Correlation in many laboratories is not sufficient. Magnetic resonance angiography with a nontoxic contrast agent such as gadolinium provides excellent vascular imaging, although caution is advised in patients with moderate to severe renal insufficiency. CT angiography also provides excellent imaging, but it requires an iodinated contrast agent.3,4

Risks and benefits of revascularization. Percutaneous renal angioplasty with or without metallic stenting is the most common renal artery revascularization procedure. Nevertheless, the benefits of this intervention are controversial because results demonstrate only modest benefit for BP and preservation of renal function. In fact, progression to total occlusion and loss of kidney function is uncommon with atherosclerotic disease, and it has been suggested that patients do as well with medical treatment, particularly if BP can be adequately controlled. Some patients demonstrate improvement in refractory or accelerated hypertension following revascularization, with limited evidence of improved renal function. This small benefit must be balanced against the potential complications of the procedure, which include cholesterol embolization to the kidney or extremities, renal artery perforation, and occasional occlusion, along with a 15% to 20% risk of restenosis over the course of 6 to 12 months.

About 2 years ago, the NIH instituted a large, prospective multicenter trial of atherosclerotic renal artery disease (the Cardiovascular Outcomes with Renal Atherosclerotic Lesions [CORAL] study).5 Its primary goal is to evaluate cardiovascular and renal outcomes of patients randomized to intensive medical therapy, with or without percutaneous angioplasty and stenting. Results are expected later this year.


REFERENCES:1.Murphy T, Soares G, Kim H. Increase in utilization of percutaneous renal artery interventions by medicare beneficiaries, 1996-2000. AJR. 2004;183:561-568.
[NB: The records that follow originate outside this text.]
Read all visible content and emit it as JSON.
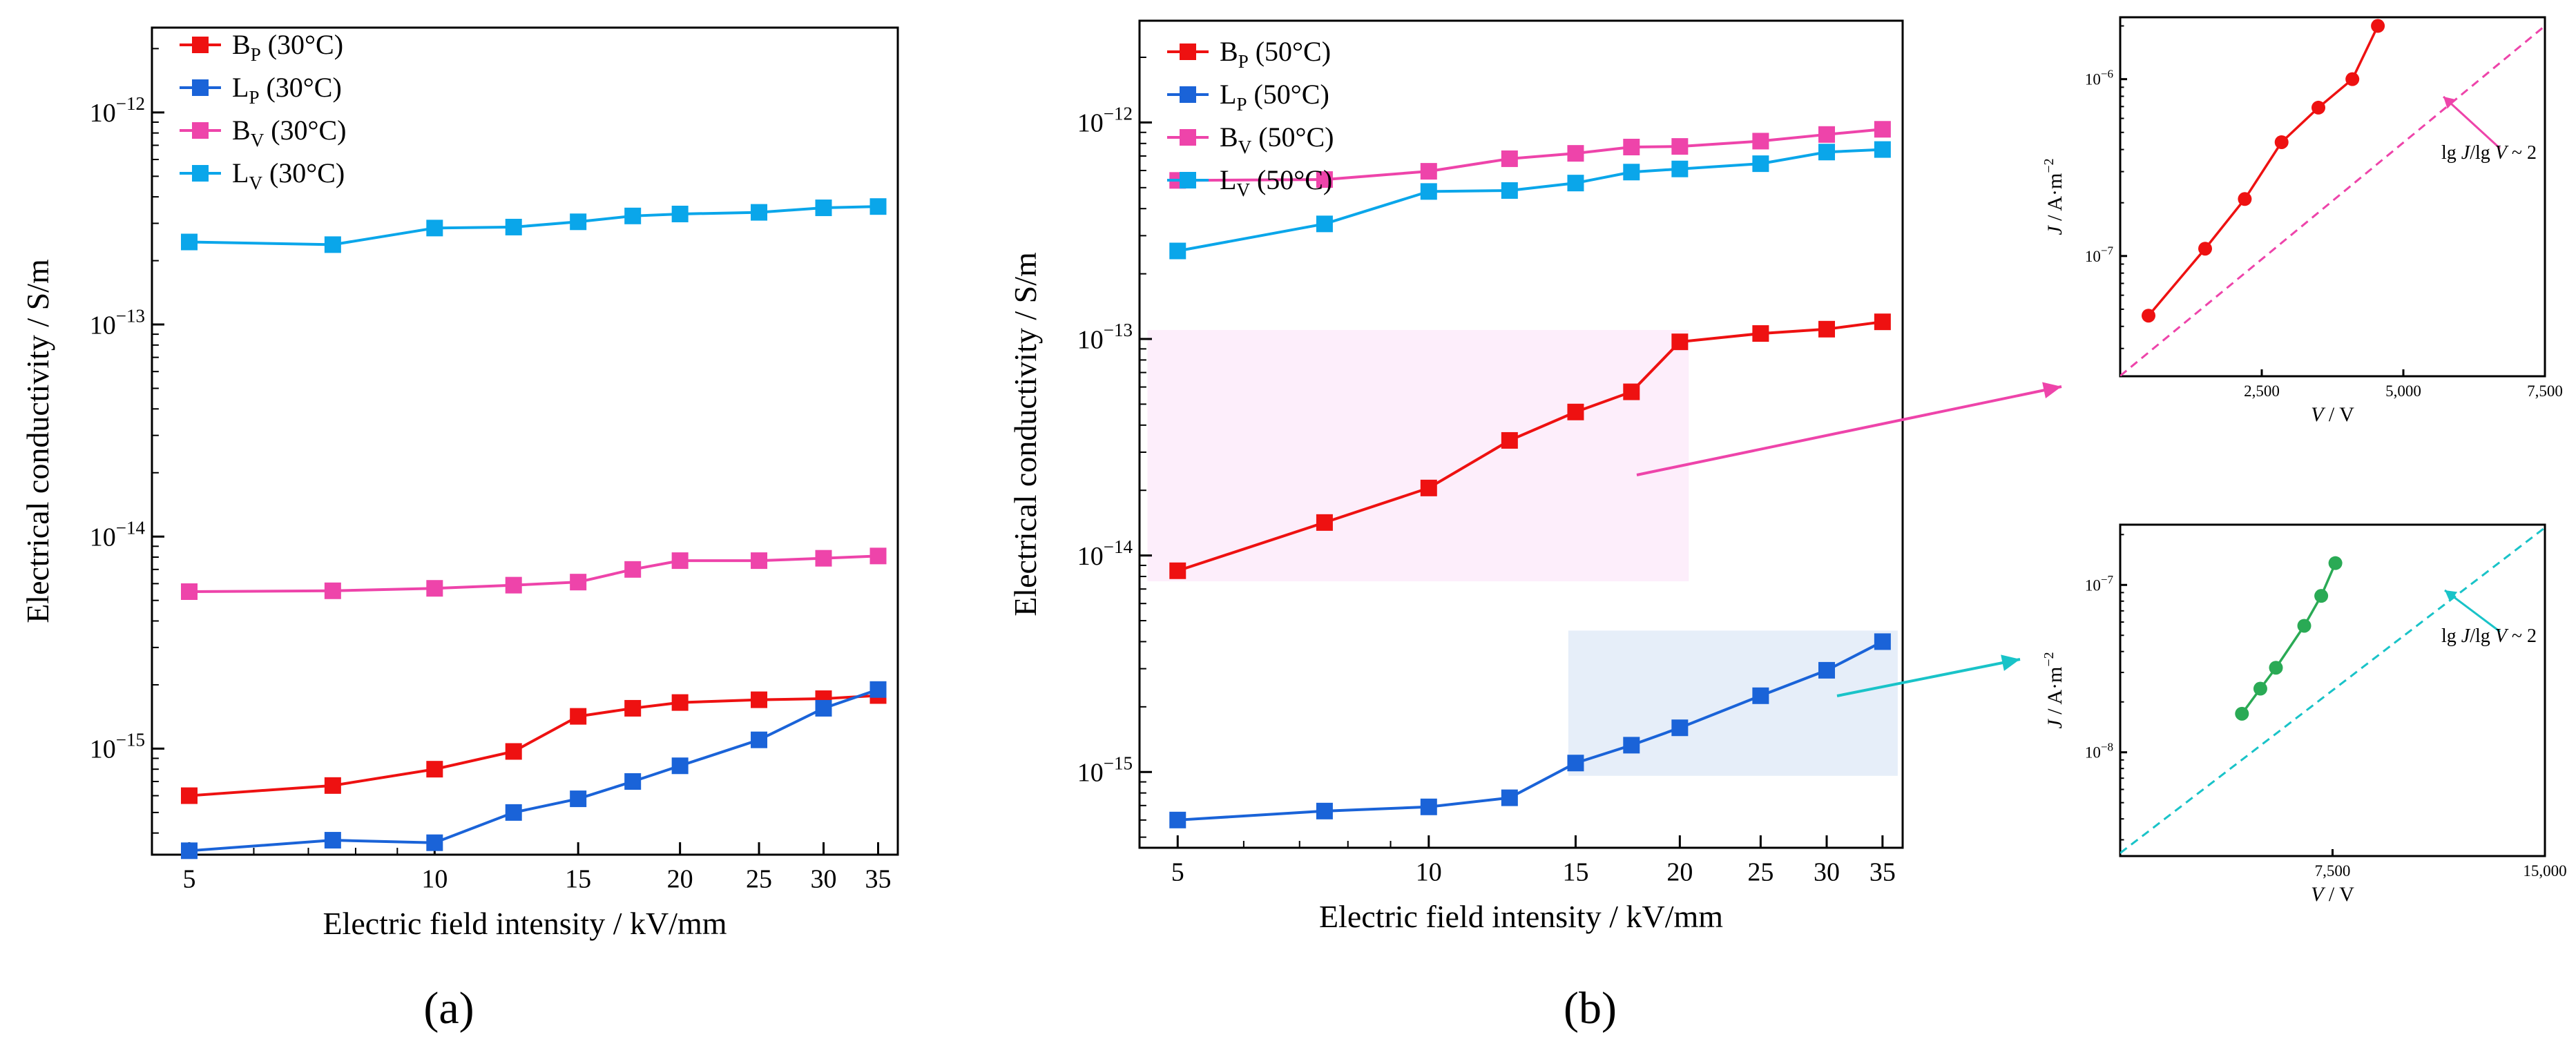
{
  "colors": {
    "red": "#ee1111",
    "blue": "#1a63d8",
    "pink": "#ee44aa",
    "cyan": "#0aa6ea",
    "green": "#2aaa55",
    "teal": "#19c3c8",
    "highlight_pink": "#fdeefb",
    "highlight_blue": "#e6eef9"
  },
  "chart_data": [
    {
      "id": "a",
      "panel_label": "(a)",
      "type": "line",
      "xscale": "log",
      "yscale": "log",
      "xlabel": "Electric field intensity / kV/mm",
      "ylabel": "Electrical conductivity / S/m",
      "xlim": [
        4.5,
        37
      ],
      "ylim_exp": [
        -15.5,
        -11.6
      ],
      "x_ticks": [
        5,
        10,
        15,
        20,
        25,
        30,
        35
      ],
      "x_tick_labels": [
        "5",
        "10",
        "15",
        "20",
        "25",
        "30",
        "35"
      ],
      "y_ticks": [
        {
          "exp": -15,
          "base": "10",
          "power": "−15"
        },
        {
          "exp": -14,
          "base": "10",
          "power": "−14"
        },
        {
          "exp": -13,
          "base": "10",
          "power": "−13"
        },
        {
          "exp": -12,
          "base": "10",
          "power": "−12"
        }
      ],
      "legend_position": "top-left",
      "x": [
        5,
        7.5,
        10,
        12.5,
        15,
        17.5,
        20,
        25,
        30,
        35
      ],
      "series": [
        {
          "name": "B",
          "sub": "P",
          "suffix": " (30°C)",
          "color": "red",
          "values": [
            6e-16,
            6.7e-16,
            8e-16,
            9.7e-16,
            1.42e-15,
            1.55e-15,
            1.65e-15,
            1.7e-15,
            1.72e-15,
            1.78e-15
          ]
        },
        {
          "name": "L",
          "sub": "P",
          "suffix": " (30°C)",
          "color": "blue",
          "values": [
            3.3e-16,
            3.7e-16,
            3.6e-16,
            5e-16,
            5.8e-16,
            7e-16,
            8.3e-16,
            1.1e-15,
            1.55e-15,
            1.9e-15
          ]
        },
        {
          "name": "B",
          "sub": "V",
          "suffix": " (30°C)",
          "color": "pink",
          "values": [
            5.5e-15,
            5.55e-15,
            5.7e-15,
            5.9e-15,
            6.1e-15,
            7e-15,
            7.7e-15,
            7.7e-15,
            7.9e-15,
            8.1e-15
          ]
        },
        {
          "name": "L",
          "sub": "V",
          "suffix": " (30°C)",
          "color": "cyan",
          "values": [
            2.45e-13,
            2.38e-13,
            2.85e-13,
            2.88e-13,
            3.05e-13,
            3.25e-13,
            3.32e-13,
            3.38e-13,
            3.55e-13,
            3.6e-13
          ]
        }
      ]
    },
    {
      "id": "b",
      "panel_label": "(b)",
      "type": "line",
      "xscale": "log",
      "yscale": "log",
      "xlabel": "Electric field intensity / kV/mm",
      "ylabel": "Electrical conductivity / S/m",
      "xlim": [
        4.5,
        37
      ],
      "ylim_exp": [
        -15.35,
        -11.53
      ],
      "x_ticks": [
        5,
        10,
        15,
        20,
        25,
        30,
        35
      ],
      "x_tick_labels": [
        "5",
        "10",
        "15",
        "20",
        "25",
        "30",
        "35"
      ],
      "y_ticks": [
        {
          "exp": -15,
          "base": "10",
          "power": "−15"
        },
        {
          "exp": -14,
          "base": "10",
          "power": "−14"
        },
        {
          "exp": -13,
          "base": "10",
          "power": "−13"
        },
        {
          "exp": -12,
          "base": "10",
          "power": "−12"
        }
      ],
      "legend_position": "top-left",
      "highlights": [
        {
          "color": "highlight_pink",
          "x_range": [
            4.6,
            20.5
          ],
          "y_range": [
            7.6e-15,
            1.1e-13
          ]
        },
        {
          "color": "highlight_blue",
          "x_range": [
            14.7,
            36.5
          ],
          "y_range": [
            9.6e-16,
            4.5e-15
          ]
        }
      ],
      "x": [
        5,
        7.5,
        10,
        12.5,
        15,
        17.5,
        20,
        25,
        30,
        35
      ],
      "series": [
        {
          "name": "B",
          "sub": "P",
          "suffix": " (50°C)",
          "color": "red",
          "values": [
            8.5e-15,
            1.42e-14,
            2.05e-14,
            3.4e-14,
            4.6e-14,
            5.7e-14,
            9.7e-14,
            1.06e-13,
            1.11e-13,
            1.2e-13
          ]
        },
        {
          "name": "L",
          "sub": "P",
          "suffix": " (50°C)",
          "color": "blue",
          "values": [
            6e-16,
            6.6e-16,
            6.9e-16,
            7.6e-16,
            1.1e-15,
            1.33e-15,
            1.6e-15,
            2.25e-15,
            2.95e-15,
            4e-15
          ]
        },
        {
          "name": "B",
          "sub": "V",
          "suffix": " (50°C)",
          "color": "pink",
          "values": [
            5.4e-13,
            5.45e-13,
            5.95e-13,
            6.8e-13,
            7.2e-13,
            7.7e-13,
            7.75e-13,
            8.2e-13,
            8.8e-13,
            9.3e-13
          ]
        },
        {
          "name": "L",
          "sub": "V",
          "suffix": " (50°C)",
          "color": "cyan",
          "values": [
            2.55e-13,
            3.4e-13,
            4.8e-13,
            4.85e-13,
            5.25e-13,
            5.9e-13,
            6.1e-13,
            6.45e-13,
            7.3e-13,
            7.5e-13
          ]
        }
      ]
    },
    {
      "id": "inset_top",
      "type": "scatter",
      "xscale": "linear",
      "yscale": "log",
      "xlabel_italic": "V",
      "xlabel_rest": " / V",
      "ylabel_italic": "J",
      "ylabel_rest": " / A·m",
      "ylabel_power": "−2",
      "xlim": [
        0,
        7500
      ],
      "ylim_exp": [
        -7.68,
        -5.65
      ],
      "x_ticks": [
        2500,
        5000,
        7500
      ],
      "x_tick_labels": [
        "2,500",
        "5,000",
        "7,500"
      ],
      "y_ticks": [
        {
          "exp": -7,
          "base": "10",
          "power": "−7"
        },
        {
          "exp": -6,
          "base": "10",
          "power": "−6"
        }
      ],
      "color": "red",
      "fit_color": "pink",
      "fit_line": {
        "x": [
          0,
          7500
        ],
        "y": [
          2.1e-08,
          2e-06
        ]
      },
      "annotation": {
        "text_pre": "lg ",
        "text_j": "J",
        "text_mid": "/lg ",
        "text_v": "V",
        "text_post": " ~ 2"
      },
      "x": [
        500,
        1500,
        2200,
        2850,
        3500,
        4100,
        4550
      ],
      "y": [
        4.6e-08,
        1.1e-07,
        2.1e-07,
        4.4e-07,
        6.9e-07,
        1e-06,
        2e-06
      ]
    },
    {
      "id": "inset_bottom",
      "type": "scatter",
      "xscale": "linear",
      "yscale": "log",
      "xlabel_italic": "V",
      "xlabel_rest": " / V",
      "ylabel_italic": "J",
      "ylabel_rest": " / A·m",
      "ylabel_power": "−2",
      "xlim": [
        0,
        15000
      ],
      "ylim_exp": [
        -8.62,
        -6.64
      ],
      "x_ticks": [
        7500,
        15000
      ],
      "x_tick_labels": [
        "7,500",
        "15,000"
      ],
      "y_ticks": [
        {
          "exp": -8,
          "base": "10",
          "power": "−8"
        },
        {
          "exp": -7,
          "base": "10",
          "power": "−7"
        }
      ],
      "color": "green",
      "fit_color": "teal",
      "fit_line": {
        "x": [
          0,
          15000
        ],
        "y": [
          2.5e-09,
          2.2e-07
        ]
      },
      "annotation": {
        "text_pre": "lg ",
        "text_j": "J",
        "text_mid": "/lg ",
        "text_v": "V",
        "text_post": " ~ 2"
      },
      "x": [
        4300,
        4950,
        5500,
        6500,
        7100,
        7600
      ],
      "y": [
        1.7e-08,
        2.4e-08,
        3.2e-08,
        5.7e-08,
        8.6e-08,
        1.35e-07
      ]
    }
  ]
}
2. Textor SC. Renovascular hypertension update. Curr Hypertens Rep. 2006;8: 521-527.
3. Vasbinder GB, Nelemans PJ, Kessels AG, et al. Diagnostic tests for renal artery stenosis in patients suspected of having renovascular hypertension: a meta-analysis. Ann Intern Med. 2001;135:401-411.
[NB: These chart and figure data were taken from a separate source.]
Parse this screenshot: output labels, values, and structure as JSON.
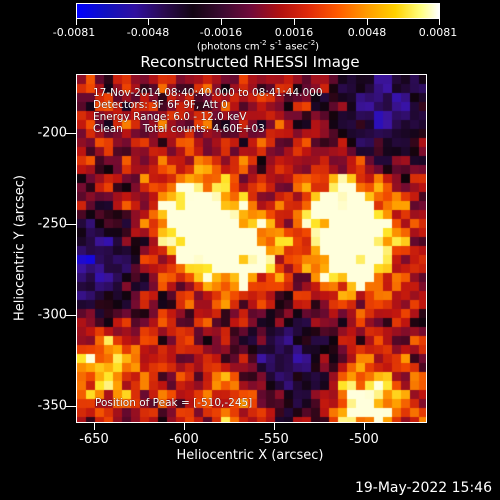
{
  "colorbar": {
    "tick_labels": [
      "-0.0081",
      "-0.0048",
      "-0.0016",
      "0.0016",
      "0.0048",
      "0.0081"
    ],
    "units_prefix": "(photons cm",
    "units_exp1": "-2",
    "units_mid1": " s",
    "units_exp2": "-1",
    "units_mid2": " asec",
    "units_exp3": "-2",
    "units_suffix": ")"
  },
  "title": "Reconstructed RHESSI Image",
  "annotations": {
    "line1": "17-Nov-2014 08:40:40.000 to 08:41:44.000",
    "line2": "Detectors: 3F 6F 9F, Att 0",
    "line3": "Energy Range: 6.0 - 12.0 keV",
    "line4_a": "Clean",
    "line4_b": "Total counts: 4.60E+03",
    "peak": "Position of Peak = [-510,-245]"
  },
  "axes": {
    "xlabel": "Heliocentric X (arcsec)",
    "ylabel": "Heliocentric Y (arcsec)",
    "xticks": [
      "-650",
      "-600",
      "-550",
      "-500"
    ],
    "yticks": [
      "-200",
      "-250",
      "-300",
      "-350"
    ]
  },
  "timestamp": "19-May-2022 15:46",
  "chart_data": {
    "type": "heatmap",
    "title": "Reconstructed RHESSI Image",
    "xlabel": "Heliocentric X (arcsec)",
    "ylabel": "Heliocentric Y (arcsec)",
    "xlim": [
      -660,
      -465
    ],
    "ylim": [
      -362,
      -168
    ],
    "colorbar_range": [
      -0.0081,
      0.0081
    ],
    "colormap": "blue-purple-black-red-orange-yellow-white",
    "peak_position": [
      -510,
      -245
    ],
    "bright_regions": [
      {
        "x": -595,
        "y": -245,
        "level": "high"
      },
      {
        "x": -585,
        "y": -260,
        "level": "high"
      },
      {
        "x": -510,
        "y": -245,
        "level": "peak"
      },
      {
        "x": -505,
        "y": -270,
        "level": "high"
      },
      {
        "x": -645,
        "y": -330,
        "level": "medium"
      },
      {
        "x": -570,
        "y": -345,
        "level": "medium"
      },
      {
        "x": -500,
        "y": -350,
        "level": "high"
      },
      {
        "x": -565,
        "y": -270,
        "level": "medium"
      }
    ],
    "dark_regions": [
      {
        "x": -490,
        "y": -185,
        "level": "negative"
      },
      {
        "x": -655,
        "y": -275,
        "level": "negative"
      },
      {
        "x": -545,
        "y": -330,
        "level": "negative"
      }
    ]
  }
}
4. Gandy SJ, Sudarshan TA, Sheppard DG, et al. Dynamic MRI contrast enhancement of renal cortex: a functional assessment of renovascular disease in patients with renal artery stenosis. J Magn Reson Imaging. 2003;18:461-466.
5. Murphy TP, Cooper CJ, Dworkin LD, et al. The Cardiovascular Outcomes with Renal Atherosclerotic Lesions (CORAL) study: rationale and methods. J Vasc Interv Radiol. 2005;16:1295-1300.